Em seu livro “Kindly Inquisitors: The New Attacks on Free Thought”, Jonathan Rauch alerta para o fato de que, com disfarces humanitários, a ideia de regulação da liberdade de expressão tem recuperado respeitabilidade.

Segundo ele, “o velho princípio da Inquisição tem sido reavivado: as pessoas que têm opiniões erradas ou ofensivas devem ser punidas pelo bem da sociedade. Se elas não puderem ser colocadas na prisão, então elas devem perder seus empregos, ser submetidas a campanhas organizadas de vilificação, forçadas a se desculpar, pressionadas a se retratar” (p. 6).

Trata-se de um fundamentalismo intelectual secular, uma cruzada que se crê estandarte do “iluminismo”, da “razão”, da “ciência” e que se incumbiu, unilateralmente, de impor sua sabedoria às massas que crê ignorantes e dependentes.

É evidente que o público nem sempre pensará ou afirmará aquilo que outros desejam; mas ora, seja bem-vindo à democracia.
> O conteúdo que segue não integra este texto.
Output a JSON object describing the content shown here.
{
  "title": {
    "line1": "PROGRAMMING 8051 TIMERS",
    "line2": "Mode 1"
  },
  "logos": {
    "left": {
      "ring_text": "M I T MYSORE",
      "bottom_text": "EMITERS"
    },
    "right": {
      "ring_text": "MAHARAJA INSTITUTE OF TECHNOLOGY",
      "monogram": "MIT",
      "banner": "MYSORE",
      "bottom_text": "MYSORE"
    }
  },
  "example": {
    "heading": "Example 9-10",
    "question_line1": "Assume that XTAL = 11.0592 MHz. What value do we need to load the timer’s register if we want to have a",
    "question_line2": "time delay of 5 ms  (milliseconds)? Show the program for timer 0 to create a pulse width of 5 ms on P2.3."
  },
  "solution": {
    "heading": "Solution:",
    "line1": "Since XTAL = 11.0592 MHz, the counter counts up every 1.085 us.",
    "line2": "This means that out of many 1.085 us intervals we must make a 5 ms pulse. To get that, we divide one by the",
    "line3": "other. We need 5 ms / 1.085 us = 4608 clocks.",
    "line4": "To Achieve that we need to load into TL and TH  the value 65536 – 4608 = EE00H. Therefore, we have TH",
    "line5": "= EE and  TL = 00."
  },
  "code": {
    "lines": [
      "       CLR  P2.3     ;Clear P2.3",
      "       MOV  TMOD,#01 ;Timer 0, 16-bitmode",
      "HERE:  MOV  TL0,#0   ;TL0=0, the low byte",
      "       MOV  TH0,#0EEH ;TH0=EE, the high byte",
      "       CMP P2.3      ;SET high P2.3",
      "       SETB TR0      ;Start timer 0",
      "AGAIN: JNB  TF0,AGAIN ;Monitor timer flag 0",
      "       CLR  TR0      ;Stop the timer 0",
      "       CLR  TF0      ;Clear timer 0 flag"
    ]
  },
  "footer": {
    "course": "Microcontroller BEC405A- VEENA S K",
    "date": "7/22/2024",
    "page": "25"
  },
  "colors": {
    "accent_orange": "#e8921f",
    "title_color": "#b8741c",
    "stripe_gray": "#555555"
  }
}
Ela é cacofônica e por vezes caótica, mas é um caos infinitamente mais bonito e seguro do que o silêncio sintético de uma sociedade amedrontada por polícias do pensamento.

Não adianta buscar a perfeição utópica ou a solução última de problemas: somos imperfeitos, tribais, meio impetuosos, todos tentando fazer o nosso melhor para nos equilibrarmos entre dores e felicidades num planeta inóspito. Muitos somos teimosos também e não concordamos automaticamente com os demais.

Paciência; somente a livre-manifestação desimpedida da opinião é compatível com a democracia. Seres humanos são um fim em si mesmos, e não instrumentos para a realização de ideais alheios. Opiniões que julgarmos erradas devem ser confrontadas com outras opiniões, e não com tentativas de regulação e silenciamento.

Investir contra a liberdade de expressão contribui, ainda, para agravar os riscos de tirania; qualquer regulação da manifestação de opiniões será, cedo ou tarde, utilizada pelo Estado para evitar contestação e para preservar o seu poder.

Se vivemos em uma época em que se fala tanto de morte da democracia, em que se teme tanto pelo destino das nossas instituições, parece-me pouquíssimo auspicioso (para dizer o mínimo) dotar o governo de mais poder para intervir em nossas vidas.

A libido inquisitorial é prejudicial à própria atividade de divulgação da ciência. A crise de autoridade de que padece a ciência (e outras instituições) agrava-se, sobretudo, pela incapacidade de suas lideranças em entender que o paradigma de legitimidade anterior – baseada no nós-falamos-e-vocês-aceitam-em-silêncio – simplesmente esgotou-se em meio à horizontalização da comunicação.

Como afirma Martin Gurri em “The Revolt of the Public”, alterou-se a balança de poder entre hierarquia e obediência, governante e governado, elite e público (p. 79).

Em um momento como esse, reforçar elementos de tutela hierárquica apenas fará despertar mais desconfiança na ciência; se vocês estão tão certos, por que o silenciamento? O único caminho possível é mais liberdade, mais confronto de ideias, mais busca por livre-convencimento.

Por fim, deixo claro que não sou ludita nem antivacina; pelo contrário, tomo todas. Minha crítica refere-se apenas à húbris vanguardista de pensar-se a detentora, e a reguladora, da opinião permitida.

Gustavo Maultasch é diplomata, doutor em administração pública e especialista do Instituto Mises Brasil.